Trump ha al contrario messo in guardia l’Iran a cessare le attività volte a generare “caos e terrore” in Medio Oriente, per percorrere la strada della pace. La Repubblica Islamica è stata definita dal presidente americano la “forza più distruttiva” della regione, proprio mentre Israele sta portando a termine uno dei crimini più gravi di questo secolo. La retorica di Trump va comunque filtrata al netto della strategia negoziale, con il quinto round di colloqui sul nucleare iraniano già programmati. Anche la monarchia saudita sembra d’altronde preferire un accordo con Teheran, così da evitare conseguenze rovinose in caso di guerra con gli USA e Israele, ma le trattative si poggiano su basi fragilissime e restano esposte alle manovre destabilizzanti dello stesso Netanyahu e dei “falchi” che affollano anche l’amministrazione Trump.

Il presidente repubblicano è peraltro tornato a invocare gli “Accordo di Abramo” durante la sua permanenza a Riyadh. La normalizzazione dei rapporti tra Arabia Saudita e Israele resta l’obiettivo numero uno della Casa Bianca, anche se appare poco probabile che i regnanti sauditi decidano di muoversi in questo senso in assenza di una soluzione che riduca almeno l’intensità dell’aggressione israeliana a Gaza.
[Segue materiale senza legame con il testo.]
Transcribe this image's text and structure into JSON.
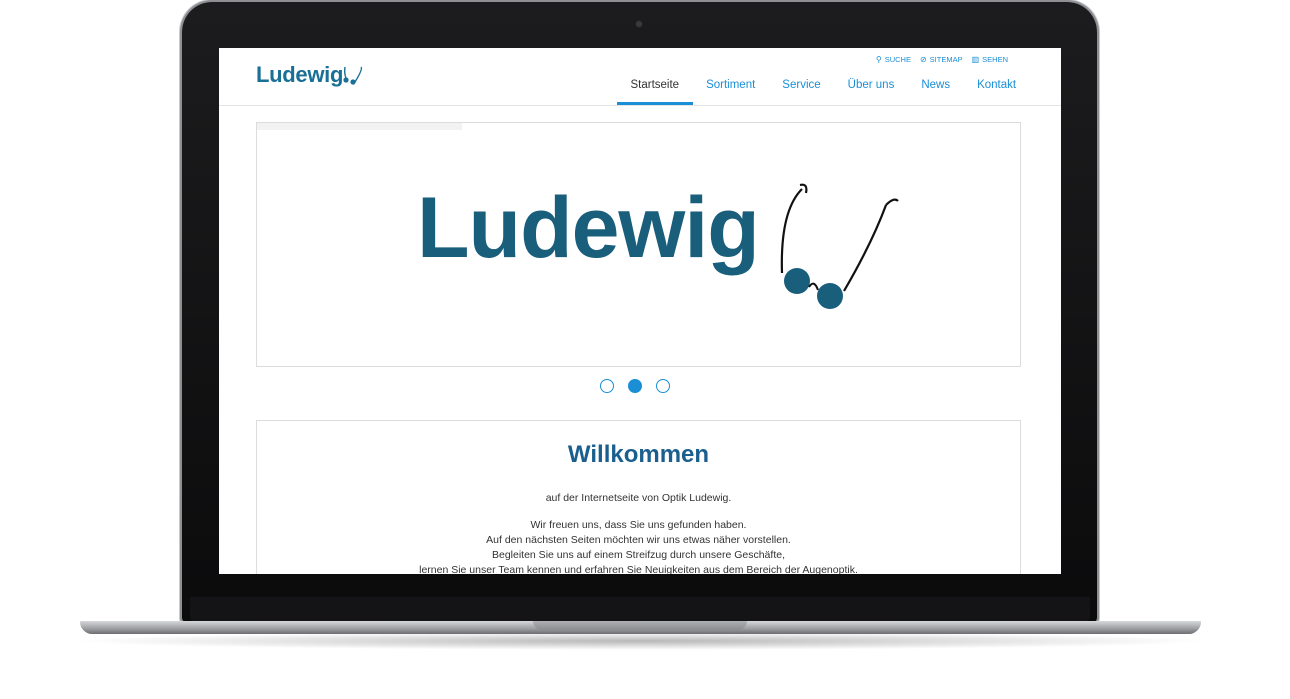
{
  "header": {
    "logo_text": "Ludewig",
    "utility": [
      {
        "label": "SUCHE",
        "icon": "search-icon"
      },
      {
        "label": "SITEMAP",
        "icon": "sitemap-icon"
      },
      {
        "label": "SEHEN",
        "icon": "accessibility-icon"
      }
    ],
    "nav": [
      {
        "label": "Startseite",
        "active": true
      },
      {
        "label": "Sortiment"
      },
      {
        "label": "Service"
      },
      {
        "label": "Über uns"
      },
      {
        "label": "News"
      },
      {
        "label": "Kontakt"
      }
    ]
  },
  "slider": {
    "logo_text": "Ludewig",
    "slide_count": 3,
    "active_slide": 2
  },
  "welcome": {
    "title": "Willkommen",
    "intro": "auf der Internetseite von Optik Ludewig.",
    "lines": [
      "Wir freuen uns, dass Sie uns gefunden haben.",
      "Auf den nächsten Seiten möchten wir uns etwas näher vorstellen.",
      "Begleiten Sie uns auf einem Streifzug durch unsere Geschäfte,",
      "lernen Sie unser Team kennen und erfahren Sie Neuigkeiten aus dem Bereich der Augenoptik."
    ]
  },
  "colors": {
    "brand": "#195e7b",
    "link": "#1a8fd6",
    "heading": "#1a5f8e"
  }
}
Per il momento, Washington e Riyadh avanzano spediti nel rafforzamento delle relazioni economiche e militari. Martedì, i due alleati hanno annunciato accordi per forniture militari americane ai sauditi per quasi 142 miliardi di dollari. In una vera e propria orgia del business, la Casa Bianca ha fatto sapere che i sauditi si sarebbero impegnati a investire negli Stati Uniti un totale di addirittura 600 miliardi di dollari, con accordi che spaziano dall’energia all’industria manifatturiera, fino al già citato settore della difesa.
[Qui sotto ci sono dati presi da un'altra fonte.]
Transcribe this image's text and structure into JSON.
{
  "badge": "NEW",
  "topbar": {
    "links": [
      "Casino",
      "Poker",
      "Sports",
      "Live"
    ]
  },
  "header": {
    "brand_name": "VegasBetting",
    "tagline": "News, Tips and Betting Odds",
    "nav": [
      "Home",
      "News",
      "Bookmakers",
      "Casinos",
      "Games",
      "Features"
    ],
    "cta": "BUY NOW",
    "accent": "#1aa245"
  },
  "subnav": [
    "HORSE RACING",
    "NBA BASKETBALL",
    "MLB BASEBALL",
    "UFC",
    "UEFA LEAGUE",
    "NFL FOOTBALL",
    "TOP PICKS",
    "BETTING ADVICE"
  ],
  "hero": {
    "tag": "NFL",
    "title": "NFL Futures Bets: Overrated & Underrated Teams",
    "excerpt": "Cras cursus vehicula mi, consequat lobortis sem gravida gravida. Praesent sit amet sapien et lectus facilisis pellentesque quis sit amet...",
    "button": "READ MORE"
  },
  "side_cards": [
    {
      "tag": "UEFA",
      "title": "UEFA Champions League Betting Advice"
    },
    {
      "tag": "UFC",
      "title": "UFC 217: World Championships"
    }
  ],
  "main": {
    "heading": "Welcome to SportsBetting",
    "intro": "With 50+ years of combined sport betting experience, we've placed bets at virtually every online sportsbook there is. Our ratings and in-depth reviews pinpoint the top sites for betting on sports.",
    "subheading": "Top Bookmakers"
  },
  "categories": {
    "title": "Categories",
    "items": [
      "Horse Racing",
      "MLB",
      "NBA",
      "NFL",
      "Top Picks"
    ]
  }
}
Il consolidamento della partnership saudita-americana dovrebbe rappresentare uno degli elementi di scontro tra Trump e Netanyahu, visto che il primo ha proceduto con la firma dei vari accordi a Riyadh senza includere un’intesa preliminare per la normalizzazione dei rapporti tra l’Arabia Saudita e lo stato ebraico. L’avanzamento delle relazioni in materia di sicurezza e in ambito economico-energetico con il regno wahhabita è comunque un fattore solitamente accettabile per Tel Aviv.
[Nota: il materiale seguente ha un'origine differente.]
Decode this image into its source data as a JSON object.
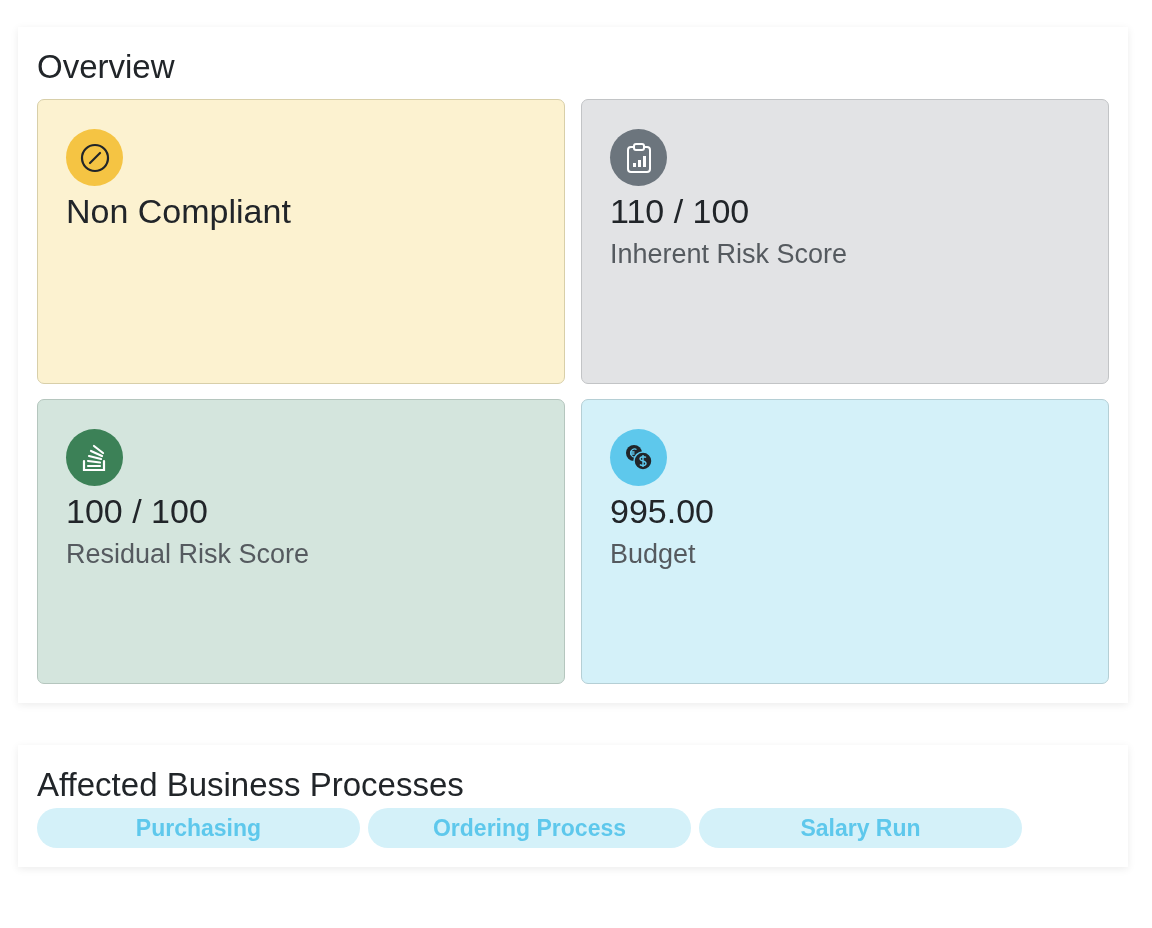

Il vero problema rischia di presentarsi se la Casa Bianca dovesse nel prossimo futuro approvare la vendita all’Arabia di armamenti più avanzati, come gli F-35, o concretizzare la collaborazione per lo sviluppo del nucleare civile. A quel punto, le frizioni con Israele potrebbero arrivare a un punto tale da costringere Trump a fare scelte strategicamente molto delicate e, soprattutto, a impegnarsi in maniera seria sulla crisi palestinese, per ragioni di stabilità interna considerata ancora imprescindibile dalla leadership saudita.